Out of 193 UN members, 139 have signed the Rome statute which establishes the ICC. Unfortunately, signature alone is not enough to confer jurisdiction upon the ICC and states must also implement it through ratification. 17 states have signed but not ratified, including Sudan, Israel and the United States, which have no intention of doing so.
These non-ratified states are troubling, but worse still, the list of non-members is effectively a list of aggressive world powers, and without their signature, the ICC is powerless over them.
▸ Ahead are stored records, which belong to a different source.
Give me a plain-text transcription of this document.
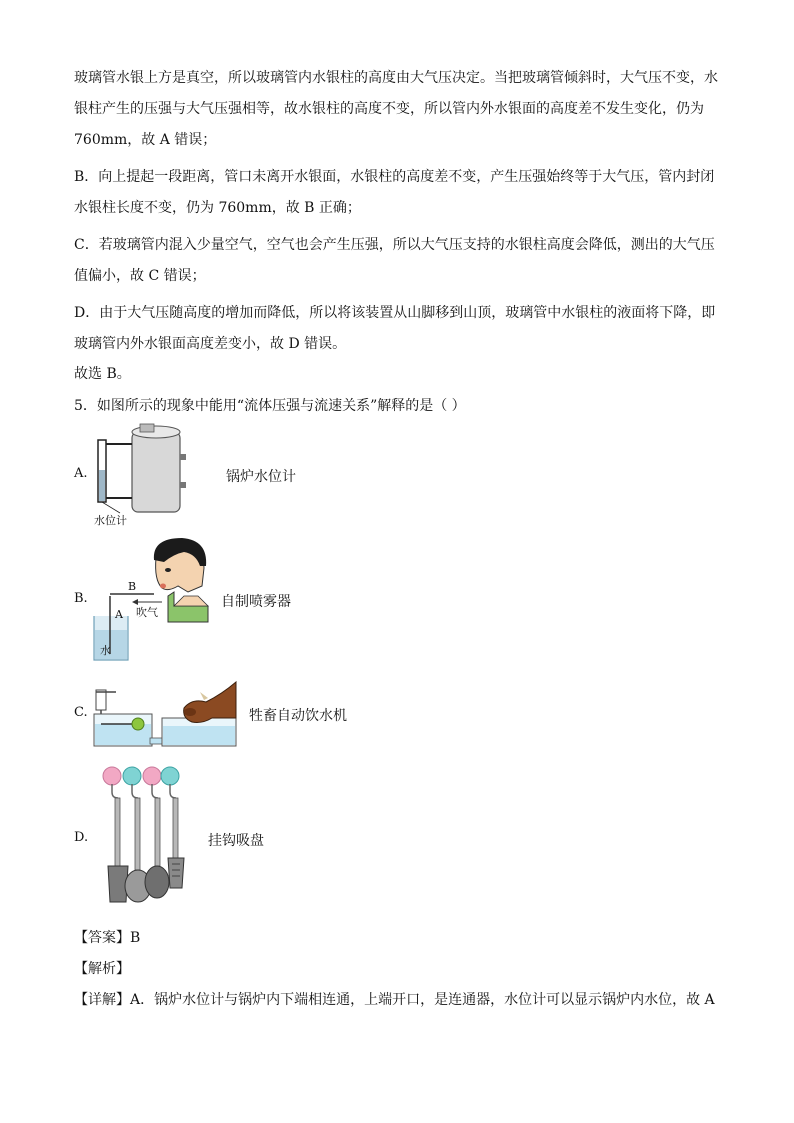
玻璃管水银上方是真空，所以玻璃管内水银柱的高度由大气压决定。当把玻璃管倾斜时，大气压不变，水
银柱产生的压强与大气压强相等，故水银柱的高度不变，所以管内外水银面的高度差不发生变化，仍为
760mm，故 A 错误；
B．向上提起一段距离，管口未离开水银面，水银柱的高度差不变，产生压强始终等于大气压，管内封闭
水银柱长度不变，仍为 760mm，故 B 正确；
C．若玻璃管内混入少量空气，空气也会产生压强，所以大气压支持的水银柱高度会降低，测出的大气压
值偏小，故 C 错误；
D．由于大气压随高度的增加而降低，所以将该装置从山脚移到山顶，玻璃管中水银柱的液面将下降，即
玻璃管内外水银面高度差变小，故 D 错误。
故选 B。
5．如图所示的现象中能用“流体压强与流速关系”解释的是（ ）
A.
水位计
锅炉水位计
B.
水
B
A 吹气
自制喷雾器
C.	牲畜自动饮水机
D.	挂钩吸盘
【答案】B
【解析】
【详解】A．锅炉水位计与锅炉内下端相连通，上端开口，是连通器，水位计可以显示锅炉内水位，故 A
The ICC can only exercise jurisdiction over nationals of a state that has ratified the statute, or those who have committed their crime within a state that has ratified the statute. As a further sticking point, it can only deal with crimes committed after July 2002, when the Rome statute came into effect. This prevents the ICC from exercising jurisdiction over a number of recent conflicts, including the Gulf war, the Kosovo war, and the start of the war in Afghanistan.
Despite Sudan refusing to ratify, its president, Omar Hassan al-Bashir, has been indicted — against universally accepted sovereign immunity — for war crimes, crimes against humanity, and genocide. This is due to a unique — if ultimately inadequate — ground of jurisdiction: the ICC can also exercise jurisdiction if the UN security council refers a case to it.
Last week, the security council was presented with a resolution referring war crimes in Syria to the ICC. It had been sponsored by 65 countries but was vetoed, predictably, by Russia and China.
The United States’ ambassador, Samantha Power, decried their actions: “the Syrian people will not see justice today. They will see crime, but not punishment.” As true as that statement is, it’s deeply hypocritical given that the United States has not ratified the Rome statute, and that it would likely veto any resolution attempting to refer its actions in Iraq, or the actions of an ally such as Israel.
The ICC’s unique position over crimes of aggression — where one state uses military aggression against another — is a final blow to its effectiveness.
Crimes of aggression are dealt with separately and require the ratification of an additional instrument, which will only become binding after 2017 and with 30 ratifications. A mere 14 states have ratified thus far. Anyone demanding the ICC prosecute Bush/Blair over Iraq will be left wanting, as neither the UK or US have ratified, or are ever likely to.
The inadequacy of this is plain — it is consistently the same states involved in wars of aggression, and none of them will go out of their way to ratify an instrument that will punish them for this — many of them haven’t even ratified the first instrument.
We can’t expect the ICC to deliver fair and consistent international criminal law anytime soon, especially not in its current form. When states are unwilling to submit to the ICC of their own accord, there is never going to be universal justice. It really is that upsettingly simple.